Disciples are Paul's prize (1 Cor 9:19-27) and his hope (1 Thess 2:19, Rom 15:1-13, cf. Matt 24:14).
- (What do our usual strivings have to do with the firm hope of Israel?)
- IV. Faith: Warranted Trust, not a Blind Leap
- Where love and hope suffer from confusion with different cultural meanings,
- faith also suffers confusingly different Christian meanings.
- Definitions of 'faith' (Webster's):
- 1. confidence or trust in a person or thing [ordinary usage; other-directed: "I don't have much faith in those tires."].
2. belief not based on proof [philosophical; self-directed: "just believe"; "blind faith"].
3. belief in God or in the doctrines or teachings of religion [religious; other-directed? "I lost my faith in college"].
6. ... loyalty or fidelity to a person, promise, engagement, etc. [social; other-directed: "acting in good (or bad) faith"].
- In 1 Cor 13, what is Paul's meaning and implication?
- Paul lives out and passes out Israel's gifted and warranted confidence in YHWH, responsive service, and loyalty to the real heart of YHWH's traditions, cf. Phil 3:3-4) (see Matthew Bates, Gospel Allegiance);
taken in steps rather than leaps, sighted rather than blind, shared rather than private, wise rather than heroic;
powered and refreshed through the gospel (Luke 17:1-10, Heb 11:1-12:3).
- Paragons of faith include Abraham (Rom 4 and James 2:12ff), the Psalmist, Job, Hebrews' cloud of witnesses, and Paul (2 Cor 4:13-14).
- Faith's opposite, doubt, is personified by Thomas's skepticism and especially Judas Iscariot's disloyalty.
- By providing for faith with love and more (2 Pet 1:3-8), we escape corrupt desire through exercising faith in God's promises.
- V. Conclusion
- What do you mean by these terms?
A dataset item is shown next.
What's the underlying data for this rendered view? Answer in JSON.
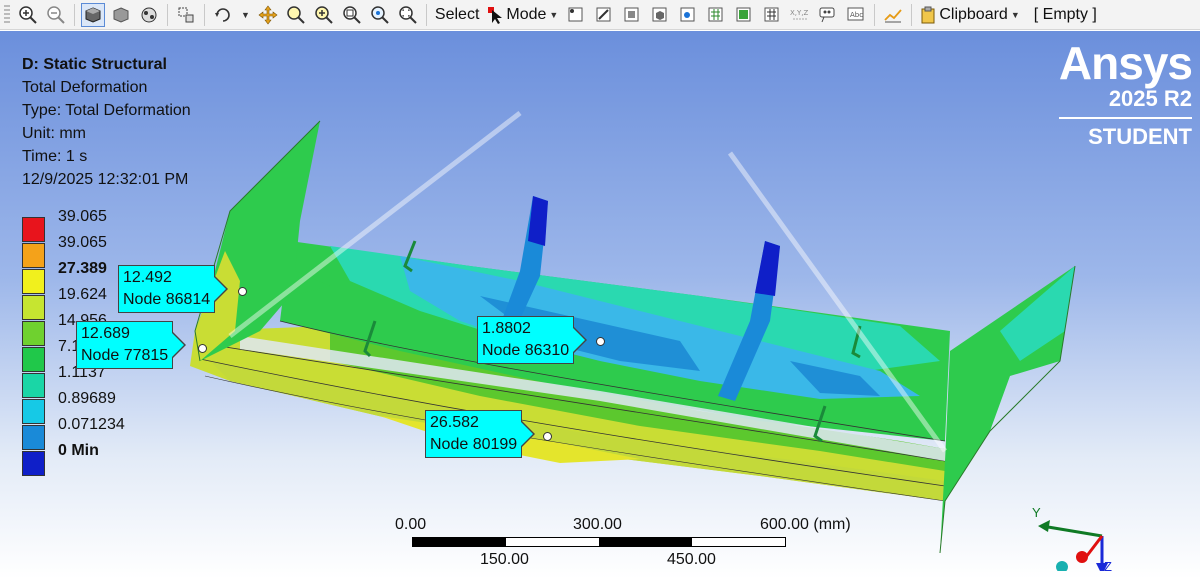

Where is your dictionary drawing from?
- How did you come to that conclusion?
- Have you considered using the apostolic dictionary?
- What does Paul mean by faith, hope, and love?
- I see disciplined faith (grounded in knowledge but strong in uncertainty);
hope through suffering (spawning but outlasting prophecies);
and radically sacrificial love (fueling but far surpassing 'tongues').
- Discover these things yourself in God's testimonies, act on what you learn, and model and share it.